From a medical marijuana sentence on thirty plants, to a probation before judgment
Practicing criminal defense is about bringing the client to harmony as much as possible at all stages of the case, including at trial and at any sentencing.
Maryland’s medical marijuana sentencing law (which I have discussed here) appears to be a strange compromise between those advocating no conviction for medical marijuana use and those concerned about constituents’ and/or federal statutes’ resisting the reality that marijuana is medicine.

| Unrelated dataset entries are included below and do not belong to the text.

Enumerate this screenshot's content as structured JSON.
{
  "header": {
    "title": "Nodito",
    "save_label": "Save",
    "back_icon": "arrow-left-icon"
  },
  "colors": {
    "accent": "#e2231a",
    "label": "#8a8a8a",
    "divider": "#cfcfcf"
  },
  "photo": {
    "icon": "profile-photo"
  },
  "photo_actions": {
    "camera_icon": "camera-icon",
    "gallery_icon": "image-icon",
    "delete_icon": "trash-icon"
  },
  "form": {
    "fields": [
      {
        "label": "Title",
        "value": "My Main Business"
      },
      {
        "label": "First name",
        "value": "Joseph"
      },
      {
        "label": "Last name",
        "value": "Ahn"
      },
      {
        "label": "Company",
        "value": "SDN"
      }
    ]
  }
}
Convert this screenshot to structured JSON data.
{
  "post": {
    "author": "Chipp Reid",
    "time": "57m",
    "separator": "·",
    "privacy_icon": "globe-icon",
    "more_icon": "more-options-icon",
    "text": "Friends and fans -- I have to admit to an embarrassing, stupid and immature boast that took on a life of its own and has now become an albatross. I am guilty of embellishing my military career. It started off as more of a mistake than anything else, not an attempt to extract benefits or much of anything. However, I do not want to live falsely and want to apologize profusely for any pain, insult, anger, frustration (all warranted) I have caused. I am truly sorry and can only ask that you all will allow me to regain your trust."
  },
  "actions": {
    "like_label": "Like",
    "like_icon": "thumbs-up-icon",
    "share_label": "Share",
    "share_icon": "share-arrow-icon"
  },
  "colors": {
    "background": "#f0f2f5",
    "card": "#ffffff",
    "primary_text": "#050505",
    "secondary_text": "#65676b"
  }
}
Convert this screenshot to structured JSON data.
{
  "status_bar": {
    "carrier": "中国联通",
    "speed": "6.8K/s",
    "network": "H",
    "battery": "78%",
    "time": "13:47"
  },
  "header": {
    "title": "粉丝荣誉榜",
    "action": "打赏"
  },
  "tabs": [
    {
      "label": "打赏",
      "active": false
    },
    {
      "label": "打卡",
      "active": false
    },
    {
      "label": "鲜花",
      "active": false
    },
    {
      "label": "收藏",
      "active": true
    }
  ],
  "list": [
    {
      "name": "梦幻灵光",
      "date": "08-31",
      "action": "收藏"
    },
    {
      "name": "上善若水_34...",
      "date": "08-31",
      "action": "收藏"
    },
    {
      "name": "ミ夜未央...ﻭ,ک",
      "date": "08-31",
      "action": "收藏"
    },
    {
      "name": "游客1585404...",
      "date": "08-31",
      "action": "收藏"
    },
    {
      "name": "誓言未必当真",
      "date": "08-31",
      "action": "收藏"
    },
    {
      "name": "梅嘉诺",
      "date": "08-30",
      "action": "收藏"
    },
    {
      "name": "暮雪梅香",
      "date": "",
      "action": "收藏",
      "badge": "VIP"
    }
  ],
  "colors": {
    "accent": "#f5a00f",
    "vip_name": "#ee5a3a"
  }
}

In any event, we reached our final victory in our client’s medical marijuana case on March 23, 2007, as follows: On December 3, 2006, I blogged in depth about our success in obtaining a medical marijuana sentence of a $100 fine and court costs for simple marijuana possession for our client who was alleged to have been growing thirty marijuana plants. On March 23, we returned before the sentencing judge to argue in favor of converting his guilty verdict to a probation before judgment disposition, which involves staying the entry of the judgment of guilt with or without a probationary period. I argued in-depth our client’s positive qualities and achievements and the hardship our client faced by having a record of guilt in this matter. The judge granted our request, and converted our client’s case disposition from guilty to probation before judgment, without imposing any probation period.
This was a great and just result for our client, but it remains an injustice that medical marijuana remains criminalized in most of the nation, and that marijuana itself continues to be criminalized. Unfortunately, the benefits of Maryland’s medical marijuana law are reduced by the limited financial resources that many criminal defendants will have for presenting such a defense. Jon Katz.